CORAZÓN DE CONDOMINIO

“La infidelidad me fascina”.

Mónica Soto Icaza
Columnas
INFIDELIDAD

Al centro del jacuzzi hay un asoleadero. En el asoleadero dos mujeres se devoran, para beneplácito del marido de una de ellas. Es sencillo saber la identidad de la esposa, ambos comparten el mismo tatuaje: la lengua de los Rolling Stones.

Un par de señoras en gozo mutuo de cuerpos, exhibicionistas, que en unos días volverán a su hogar a ser aburridas amas de casa o empresarias exitosas, madres abnegadas o abuelas inquietas con la certeza de que, no importa qué tan puta seas o hayas sido, todas las señoras con canas son honorables.

No puedo evitar preguntarme si siempre habrán sido así o empezaron en la madurez. No lo sé. Tampoco sé cómo terminé yo aquí, en un hotel nudista, donde la gente es infiel por consenso; cómo terminé dedicándome a escribir literatura erótica, con el sexo y la infidelidad como obsesiones y motivos. Yo, una niña grisácea, insegura, de familia con buenas costumbres y reputación intachable. Yo, que debía ser sensata, mesurada y santa.

Pero en la vida de toda mujer llega el momento de decidir si será una santa o una puta. Y yo decidí ser una puta. Puta por mi inclinación natural hacia la infidelidad.

Quisiera decir que me volví infiel y puta como reacción involuntaria para aplacar la furia y el sufrimiento de haber sido dañada por la infidelidad de mi exmarido en una de las etapas más vulnerables de mi vida. La verdad es que no. Desde el principio lo fui. De closet, claro. Le puse el cuerno a once de mis 14 novios de adolescencia, los únicos que se salvaron fueron los tres primeros; pero bueno, tenía 14 años y anduve con ellos uno tras otro con apenas días de diferencia.

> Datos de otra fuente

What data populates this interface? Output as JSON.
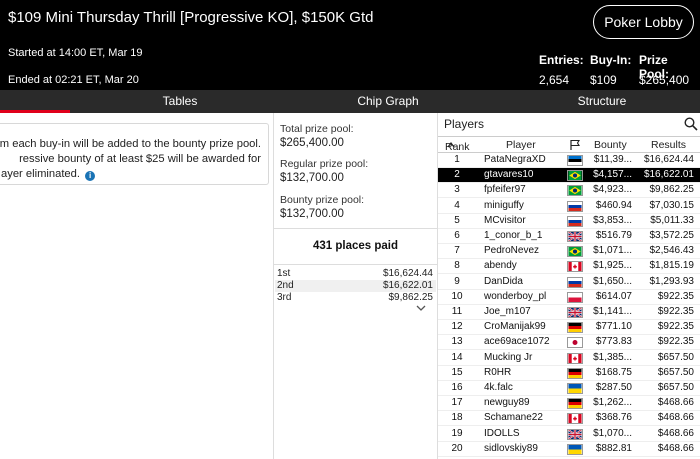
{
  "header": {
    "title": "$109 Mini Thursday Thrill [Progressive KO], $150K Gtd",
    "lobby_button": "Poker Lobby",
    "started": "Started at 14:00 ET, Mar 19",
    "ended": "Ended at 02:21 ET, Mar 20",
    "entries_label": "Entries:",
    "entries_value": "2,654",
    "buyin_label": "Buy-In:",
    "buyin_value": "$109",
    "prizepool_label": "Prize Pool:",
    "prizepool_value": "$265,400"
  },
  "tabs": [
    "Tables",
    "Chip Graph",
    "Structure"
  ],
  "info": {
    "line1": "m each buy-in will be added to the bounty prize pool.",
    "line2": "ressive bounty of at least $25 will be awarded for",
    "line3": "ayer eliminated.",
    "icon": "i"
  },
  "prizes": {
    "total_label": "Total prize pool:",
    "total_value": "$265,400.00",
    "regular_label": "Regular prize pool:",
    "regular_value": "$132,700.00",
    "bounty_label": "Bounty prize pool:",
    "bounty_value": "$132,700.00",
    "places_paid": "431 places paid",
    "payouts": [
      {
        "place": "1st",
        "amount": "$16,624.44"
      },
      {
        "place": "2nd",
        "amount": "$16,622.01"
      },
      {
        "place": "3rd",
        "amount": "$9,862.25"
      }
    ]
  },
  "players": {
    "title": "Players",
    "headers": {
      "rank": "Rank",
      "player": "Player",
      "bounty": "Bounty",
      "results": "Results"
    },
    "rows": [
      {
        "rank": "1",
        "name": "PataNegraXD",
        "flag": "ee",
        "bounty": "$11,39...",
        "result": "$16,624.44"
      },
      {
        "rank": "2",
        "name": "gtavares10",
        "flag": "br",
        "bounty": "$4,157...",
        "result": "$16,622.01",
        "selected": true
      },
      {
        "rank": "3",
        "name": "fpfeifer97",
        "flag": "br",
        "bounty": "$4,923...",
        "result": "$9,862.25"
      },
      {
        "rank": "4",
        "name": "miniguffy",
        "flag": "ru",
        "bounty": "$460.94",
        "result": "$7,030.15"
      },
      {
        "rank": "5",
        "name": "MCvisitor",
        "flag": "ru",
        "bounty": "$3,853...",
        "result": "$5,011.33"
      },
      {
        "rank": "6",
        "name": "1_conor_b_1",
        "flag": "gb",
        "bounty": "$516.79",
        "result": "$3,572.25"
      },
      {
        "rank": "7",
        "name": "PedroNevez",
        "flag": "br",
        "bounty": "$1,071...",
        "result": "$2,546.43"
      },
      {
        "rank": "8",
        "name": "abendy",
        "flag": "ca",
        "bounty": "$1,925...",
        "result": "$1,815.19"
      },
      {
        "rank": "9",
        "name": "DanDida",
        "flag": "ru",
        "bounty": "$1,650...",
        "result": "$1,293.93"
      },
      {
        "rank": "10",
        "name": "wonderboy_pl",
        "flag": "pl",
        "bounty": "$614.07",
        "result": "$922.35"
      },
      {
        "rank": "11",
        "name": "Joe_m107",
        "flag": "gb",
        "bounty": "$1,141...",
        "result": "$922.35"
      },
      {
        "rank": "12",
        "name": "CroManijak99",
        "flag": "de",
        "bounty": "$771.10",
        "result": "$922.35"
      },
      {
        "rank": "13",
        "name": "ace69ace1072",
        "flag": "jp",
        "bounty": "$773.83",
        "result": "$922.35"
      },
      {
        "rank": "14",
        "name": "Mucking Jr",
        "flag": "ca",
        "bounty": "$1,385...",
        "result": "$657.50"
      },
      {
        "rank": "15",
        "name": "R0HR",
        "flag": "de",
        "bounty": "$168.75",
        "result": "$657.50"
      },
      {
        "rank": "16",
        "name": "4k.falc",
        "flag": "ua",
        "bounty": "$287.50",
        "result": "$657.50"
      },
      {
        "rank": "17",
        "name": "newguy89",
        "flag": "de",
        "bounty": "$1,262...",
        "result": "$468.66"
      },
      {
        "rank": "18",
        "name": "Schamane22",
        "flag": "ca",
        "bounty": "$368.76",
        "result": "$468.66"
      },
      {
        "rank": "19",
        "name": "IDOLLS",
        "flag": "gb",
        "bounty": "$1,070...",
        "result": "$468.66"
      },
      {
        "rank": "20",
        "name": "sidlovskiy89",
        "flag": "ua",
        "bounty": "$882.81",
        "result": "$468.66"
      }
    ]
  },
  "colors": {
    "accent": "#e0001b",
    "selected_row": "#000000",
    "info_icon": "#1a73b5"
  }
}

U horas. El común denominador de aquellas circunstancias era la ausencia de culpa: siempre encontraba una justificación, una manera de explicar mi terrible falta, tal vez con la esperanza de salvarme del infierno.

Gozo

La infidelidad me fascina, aunque mi cuerpo responde ante ella con tal derroche de emociones, sensaciones y todo aquello no grato terminado en “ones” que parece increíble, por no decir estúpido, que alguien con esa reacción tan desenfrenada, en la connotación más negativa del término, haya decidido vivir el paso de sus días por este mundo en una relación abierta. La infidelidad es deliciosa, hasta que eres tú la que temporalmente se coloca en el vértice ausente del triángulo. Para decirlo simple y llano, es perfecta cuando tú eres la perpetradora y terrible cuando te toca jugar el rol del estropicio colateral.

Entre los misterios que ahora comprendo del erotismo hay uno cuya resolución quizá ya vislumbre, pero me sigue costando bastantes horas de reflexión. ¿Por qué reacciono con tanto dolor a la infidelidad, si se supone que no debería sorprenderme porque tenemos un consenso y yo hago lo mismo? ¿Será que estoy traumada desde aquella vez que mi antes esposo me engañó y ahora mi mente y mi cuerpo reaccionan con el mismo drama de entonces, sin importar lo diametralmente distinto de las circunstancias?

Y más extraño aún: ¿por qué saberlo teniendo sexo con otras hace que mis celos se disparen de cero a 100 en menos de lo que puedo pronunciar la palabra “ay”, pero cuando estoy en la cama con alguien la imagen de él lamiendo los pezones de otras o penetrándolas provoca una aceleración de cero a 100 hacia mis orgasmos?

La respuesta, quizá, se encuentra en el erotismo y la manera extraña en que juega con la mente de las personas, robándonos por momentos la capacidad de racionalización. Bien lo escribió Esther Perel en The state of affairs, rethinking infidelity: “Las complejidades del amor y el deseo no ceden ante simples categorizaciones de bueno o malo, víctima y culpable”.

Por lo pronto, seguiré gozando de mis infidelidades, llorando por las suyas y aprendiendo a desaprender esas reacciones involuntarias de mi ser. A fin de cuentas, siempre he encontrado alegría y sonrisas en las múltiples y diversas puertas abiertas de mi corazón de condominio.